Les traits du général reprirent leur air sombre, et il fut évident que cette nouvelle le contrariait.

— C’est trop présumer de ses privilèges, murmura-t-il à demi-voix. Sorti de la ville, dites-vous, jeune dame ? sans mon aveu, à mon insu !

— Mais non par des motifs blâmables, s’écria Cécile respirant à peine et s’oubliant elle-même dans l’inquiétude qu’elle éprouvait pour Lincoln ; des chagrins privés l’ont forcé à une démarche que, comme soldat, il aurait été le premier à condamner en toute autre occasion.
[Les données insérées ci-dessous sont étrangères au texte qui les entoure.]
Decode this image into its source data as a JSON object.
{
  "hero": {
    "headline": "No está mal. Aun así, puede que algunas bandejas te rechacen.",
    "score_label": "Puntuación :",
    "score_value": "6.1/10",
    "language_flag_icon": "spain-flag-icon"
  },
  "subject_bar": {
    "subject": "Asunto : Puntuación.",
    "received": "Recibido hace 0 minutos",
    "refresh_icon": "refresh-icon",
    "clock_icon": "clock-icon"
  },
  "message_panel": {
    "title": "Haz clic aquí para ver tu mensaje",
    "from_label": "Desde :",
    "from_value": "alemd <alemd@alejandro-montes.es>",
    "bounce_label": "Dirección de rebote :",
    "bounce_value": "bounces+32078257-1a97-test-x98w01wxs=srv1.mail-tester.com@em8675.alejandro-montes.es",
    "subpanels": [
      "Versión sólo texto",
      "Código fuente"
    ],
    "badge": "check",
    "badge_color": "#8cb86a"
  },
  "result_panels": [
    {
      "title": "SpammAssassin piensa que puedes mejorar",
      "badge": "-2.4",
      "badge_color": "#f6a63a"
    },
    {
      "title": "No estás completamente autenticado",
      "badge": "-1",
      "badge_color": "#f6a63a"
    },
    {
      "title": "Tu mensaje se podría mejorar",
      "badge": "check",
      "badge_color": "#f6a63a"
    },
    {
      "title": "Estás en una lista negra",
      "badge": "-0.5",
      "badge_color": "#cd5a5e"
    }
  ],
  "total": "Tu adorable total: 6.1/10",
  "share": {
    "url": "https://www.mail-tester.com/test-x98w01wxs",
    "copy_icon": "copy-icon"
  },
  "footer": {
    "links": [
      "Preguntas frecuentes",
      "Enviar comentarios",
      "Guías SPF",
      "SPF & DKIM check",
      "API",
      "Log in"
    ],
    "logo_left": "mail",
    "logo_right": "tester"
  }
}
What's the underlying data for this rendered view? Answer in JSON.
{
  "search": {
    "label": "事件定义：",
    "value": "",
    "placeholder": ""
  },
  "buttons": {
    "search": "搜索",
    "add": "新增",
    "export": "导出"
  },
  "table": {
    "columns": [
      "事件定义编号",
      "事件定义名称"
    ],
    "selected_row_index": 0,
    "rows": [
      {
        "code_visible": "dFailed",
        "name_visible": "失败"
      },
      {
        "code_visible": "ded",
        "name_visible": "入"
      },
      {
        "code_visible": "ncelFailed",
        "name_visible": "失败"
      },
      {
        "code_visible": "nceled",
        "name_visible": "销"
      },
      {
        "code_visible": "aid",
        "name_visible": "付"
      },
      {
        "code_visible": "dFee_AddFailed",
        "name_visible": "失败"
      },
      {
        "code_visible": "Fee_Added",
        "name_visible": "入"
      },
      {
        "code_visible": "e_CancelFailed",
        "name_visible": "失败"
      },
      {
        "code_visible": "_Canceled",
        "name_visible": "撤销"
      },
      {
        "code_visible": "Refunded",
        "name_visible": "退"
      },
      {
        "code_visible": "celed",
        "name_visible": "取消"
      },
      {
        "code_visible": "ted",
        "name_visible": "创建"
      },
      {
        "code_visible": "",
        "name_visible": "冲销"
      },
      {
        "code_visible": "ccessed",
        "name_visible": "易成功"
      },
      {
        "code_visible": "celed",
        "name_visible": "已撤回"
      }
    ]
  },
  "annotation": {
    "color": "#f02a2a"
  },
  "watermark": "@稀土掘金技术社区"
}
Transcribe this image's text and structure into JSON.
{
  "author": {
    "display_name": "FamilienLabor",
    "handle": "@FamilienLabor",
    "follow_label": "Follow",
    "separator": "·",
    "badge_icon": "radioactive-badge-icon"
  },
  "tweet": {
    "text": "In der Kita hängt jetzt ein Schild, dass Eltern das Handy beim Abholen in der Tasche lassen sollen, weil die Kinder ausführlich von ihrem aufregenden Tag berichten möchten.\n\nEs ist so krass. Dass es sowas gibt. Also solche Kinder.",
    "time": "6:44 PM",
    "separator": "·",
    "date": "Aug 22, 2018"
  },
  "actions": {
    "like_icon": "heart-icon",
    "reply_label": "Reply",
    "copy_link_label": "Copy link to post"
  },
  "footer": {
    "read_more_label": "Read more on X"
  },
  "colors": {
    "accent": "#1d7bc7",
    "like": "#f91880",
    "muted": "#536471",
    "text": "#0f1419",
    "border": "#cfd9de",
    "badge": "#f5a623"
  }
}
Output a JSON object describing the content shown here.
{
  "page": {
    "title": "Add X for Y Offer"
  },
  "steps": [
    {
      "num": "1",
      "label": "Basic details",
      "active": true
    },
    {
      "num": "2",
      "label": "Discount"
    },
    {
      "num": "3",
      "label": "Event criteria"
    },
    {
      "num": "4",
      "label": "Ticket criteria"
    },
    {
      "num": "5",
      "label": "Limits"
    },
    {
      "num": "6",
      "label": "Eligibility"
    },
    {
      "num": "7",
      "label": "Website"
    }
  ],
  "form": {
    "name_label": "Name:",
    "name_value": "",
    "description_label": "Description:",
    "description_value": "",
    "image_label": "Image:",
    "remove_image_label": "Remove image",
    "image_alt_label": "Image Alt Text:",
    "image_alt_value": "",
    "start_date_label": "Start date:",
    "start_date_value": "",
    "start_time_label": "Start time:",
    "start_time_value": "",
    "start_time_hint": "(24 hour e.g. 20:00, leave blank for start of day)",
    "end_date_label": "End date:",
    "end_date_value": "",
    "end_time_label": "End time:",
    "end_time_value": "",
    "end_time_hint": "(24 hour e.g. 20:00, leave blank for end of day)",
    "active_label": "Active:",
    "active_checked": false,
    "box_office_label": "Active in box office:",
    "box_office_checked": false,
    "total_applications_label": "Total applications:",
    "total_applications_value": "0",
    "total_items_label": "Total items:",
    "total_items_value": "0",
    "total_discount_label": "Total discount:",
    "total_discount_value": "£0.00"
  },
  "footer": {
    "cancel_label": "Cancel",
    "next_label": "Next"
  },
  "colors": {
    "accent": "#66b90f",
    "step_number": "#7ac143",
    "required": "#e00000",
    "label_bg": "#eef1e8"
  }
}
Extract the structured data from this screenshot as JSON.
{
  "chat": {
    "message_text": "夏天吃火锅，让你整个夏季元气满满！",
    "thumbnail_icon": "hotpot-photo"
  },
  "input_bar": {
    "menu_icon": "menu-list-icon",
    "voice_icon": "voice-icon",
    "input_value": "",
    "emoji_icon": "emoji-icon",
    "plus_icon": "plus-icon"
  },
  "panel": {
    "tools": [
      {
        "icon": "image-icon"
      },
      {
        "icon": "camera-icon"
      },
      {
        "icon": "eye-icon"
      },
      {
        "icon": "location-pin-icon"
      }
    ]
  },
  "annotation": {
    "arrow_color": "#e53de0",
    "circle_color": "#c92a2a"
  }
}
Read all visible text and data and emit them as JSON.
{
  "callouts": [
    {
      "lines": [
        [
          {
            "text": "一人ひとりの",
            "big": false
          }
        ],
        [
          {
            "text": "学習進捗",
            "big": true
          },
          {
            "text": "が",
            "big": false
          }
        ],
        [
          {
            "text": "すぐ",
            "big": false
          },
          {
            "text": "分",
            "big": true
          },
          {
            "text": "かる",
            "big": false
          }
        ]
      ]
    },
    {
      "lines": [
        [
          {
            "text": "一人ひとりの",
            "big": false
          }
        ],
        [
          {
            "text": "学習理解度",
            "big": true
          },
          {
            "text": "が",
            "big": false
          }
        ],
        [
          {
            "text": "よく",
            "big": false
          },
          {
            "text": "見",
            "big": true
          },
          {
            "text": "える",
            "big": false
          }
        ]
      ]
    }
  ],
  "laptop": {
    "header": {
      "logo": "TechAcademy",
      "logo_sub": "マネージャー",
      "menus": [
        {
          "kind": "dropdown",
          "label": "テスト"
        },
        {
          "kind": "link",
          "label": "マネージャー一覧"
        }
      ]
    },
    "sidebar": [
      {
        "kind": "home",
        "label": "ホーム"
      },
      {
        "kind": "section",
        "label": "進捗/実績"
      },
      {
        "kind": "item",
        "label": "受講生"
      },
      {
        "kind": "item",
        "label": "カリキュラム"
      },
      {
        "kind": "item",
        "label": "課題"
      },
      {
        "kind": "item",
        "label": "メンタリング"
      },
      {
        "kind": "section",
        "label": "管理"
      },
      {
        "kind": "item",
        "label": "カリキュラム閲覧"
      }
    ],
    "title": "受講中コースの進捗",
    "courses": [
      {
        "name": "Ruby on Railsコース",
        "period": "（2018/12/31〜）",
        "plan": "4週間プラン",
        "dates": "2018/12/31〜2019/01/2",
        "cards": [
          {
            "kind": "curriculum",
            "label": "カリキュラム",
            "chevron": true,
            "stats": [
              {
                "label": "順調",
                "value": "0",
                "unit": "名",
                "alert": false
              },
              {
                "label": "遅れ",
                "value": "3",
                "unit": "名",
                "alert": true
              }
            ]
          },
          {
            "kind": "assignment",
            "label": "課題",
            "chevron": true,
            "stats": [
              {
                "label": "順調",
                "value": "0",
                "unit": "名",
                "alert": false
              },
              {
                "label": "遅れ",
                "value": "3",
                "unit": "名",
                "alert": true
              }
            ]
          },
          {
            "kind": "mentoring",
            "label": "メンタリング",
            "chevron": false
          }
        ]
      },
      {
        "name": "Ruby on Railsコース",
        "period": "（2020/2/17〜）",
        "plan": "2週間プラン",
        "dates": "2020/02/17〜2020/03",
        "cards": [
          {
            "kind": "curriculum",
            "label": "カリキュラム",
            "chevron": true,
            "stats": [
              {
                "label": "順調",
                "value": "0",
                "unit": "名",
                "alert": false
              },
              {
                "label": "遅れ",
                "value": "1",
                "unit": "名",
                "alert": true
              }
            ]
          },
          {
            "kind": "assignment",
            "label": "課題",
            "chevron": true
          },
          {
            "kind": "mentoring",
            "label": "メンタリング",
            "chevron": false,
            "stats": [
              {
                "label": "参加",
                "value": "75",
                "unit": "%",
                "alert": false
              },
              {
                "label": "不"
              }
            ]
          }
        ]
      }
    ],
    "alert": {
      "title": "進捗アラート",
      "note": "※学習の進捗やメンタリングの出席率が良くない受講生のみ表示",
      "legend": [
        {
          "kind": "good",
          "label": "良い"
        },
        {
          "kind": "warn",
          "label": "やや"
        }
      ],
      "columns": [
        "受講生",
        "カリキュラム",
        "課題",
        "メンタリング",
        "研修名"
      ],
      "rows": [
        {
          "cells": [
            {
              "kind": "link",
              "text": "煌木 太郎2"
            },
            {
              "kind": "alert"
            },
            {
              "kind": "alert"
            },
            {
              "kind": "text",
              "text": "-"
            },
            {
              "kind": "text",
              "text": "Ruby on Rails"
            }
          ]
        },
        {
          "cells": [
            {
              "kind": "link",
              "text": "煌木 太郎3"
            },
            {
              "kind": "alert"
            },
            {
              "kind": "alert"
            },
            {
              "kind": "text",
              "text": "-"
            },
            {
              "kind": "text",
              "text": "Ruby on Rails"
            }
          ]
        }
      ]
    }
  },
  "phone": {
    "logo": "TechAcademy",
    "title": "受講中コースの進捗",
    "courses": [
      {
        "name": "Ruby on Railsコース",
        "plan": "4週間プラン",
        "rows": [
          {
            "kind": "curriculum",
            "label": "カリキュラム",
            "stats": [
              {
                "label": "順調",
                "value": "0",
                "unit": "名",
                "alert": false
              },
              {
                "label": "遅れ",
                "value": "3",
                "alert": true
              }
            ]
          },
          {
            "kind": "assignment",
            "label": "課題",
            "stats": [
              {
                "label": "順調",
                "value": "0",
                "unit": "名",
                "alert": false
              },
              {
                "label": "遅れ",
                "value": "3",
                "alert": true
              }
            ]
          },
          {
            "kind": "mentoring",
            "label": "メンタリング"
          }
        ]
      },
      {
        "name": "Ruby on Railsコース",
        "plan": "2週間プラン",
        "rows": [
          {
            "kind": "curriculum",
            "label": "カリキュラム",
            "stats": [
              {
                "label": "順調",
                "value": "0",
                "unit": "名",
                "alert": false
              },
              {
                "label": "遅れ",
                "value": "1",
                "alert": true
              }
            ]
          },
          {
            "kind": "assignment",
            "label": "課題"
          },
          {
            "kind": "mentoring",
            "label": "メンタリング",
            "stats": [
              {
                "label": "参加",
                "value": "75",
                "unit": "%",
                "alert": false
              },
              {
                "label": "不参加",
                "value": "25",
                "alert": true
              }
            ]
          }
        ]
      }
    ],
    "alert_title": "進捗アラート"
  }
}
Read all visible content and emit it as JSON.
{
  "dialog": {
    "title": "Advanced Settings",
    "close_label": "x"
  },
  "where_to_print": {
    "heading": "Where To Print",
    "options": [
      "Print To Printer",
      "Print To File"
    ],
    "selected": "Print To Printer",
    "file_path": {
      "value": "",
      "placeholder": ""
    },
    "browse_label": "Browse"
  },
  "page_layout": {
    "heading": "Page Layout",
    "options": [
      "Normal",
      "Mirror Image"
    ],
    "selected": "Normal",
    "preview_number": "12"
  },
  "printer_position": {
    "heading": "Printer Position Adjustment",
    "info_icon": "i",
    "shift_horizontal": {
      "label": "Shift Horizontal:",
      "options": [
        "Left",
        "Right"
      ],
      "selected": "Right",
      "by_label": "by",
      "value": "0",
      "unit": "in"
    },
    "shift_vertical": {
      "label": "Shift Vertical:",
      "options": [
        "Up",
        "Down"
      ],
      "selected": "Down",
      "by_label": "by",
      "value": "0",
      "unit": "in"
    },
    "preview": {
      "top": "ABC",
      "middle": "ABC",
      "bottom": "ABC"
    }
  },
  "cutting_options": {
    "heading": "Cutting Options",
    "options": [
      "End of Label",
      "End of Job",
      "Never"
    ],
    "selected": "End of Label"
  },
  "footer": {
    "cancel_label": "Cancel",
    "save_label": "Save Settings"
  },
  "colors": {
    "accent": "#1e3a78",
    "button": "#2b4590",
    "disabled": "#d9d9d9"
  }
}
Howe garda un silence froid et menaçant, plus effrayant que n’aurait pu l’être son courroux. Cécile, alarmée, leva un instant les yeux sur le front plissé du général, comme pour pénétrer ses secrètes pensées ; et cédant ensuite à ses craintes avec la sensibilité d’une femme, elle s’écria :

— Vous ne voudriez pas profiter, pour lui nuire, de l’aveu que je viens de vous faire : n’a-t-il-pas versé son sang pour vous ? n’a-t-il pas été six mois aux portes du tombeau pour avoir défendu votre cause ? Mais, Monsieur, quoique le hasard et votre âge l’aient mis sous vos ordres pour un temps, il est votre égal en tous points, et il répondra devant son auguste maître à toutes les accusations qui pourront être portées devant lui, n’importe qui en soit l’auteur.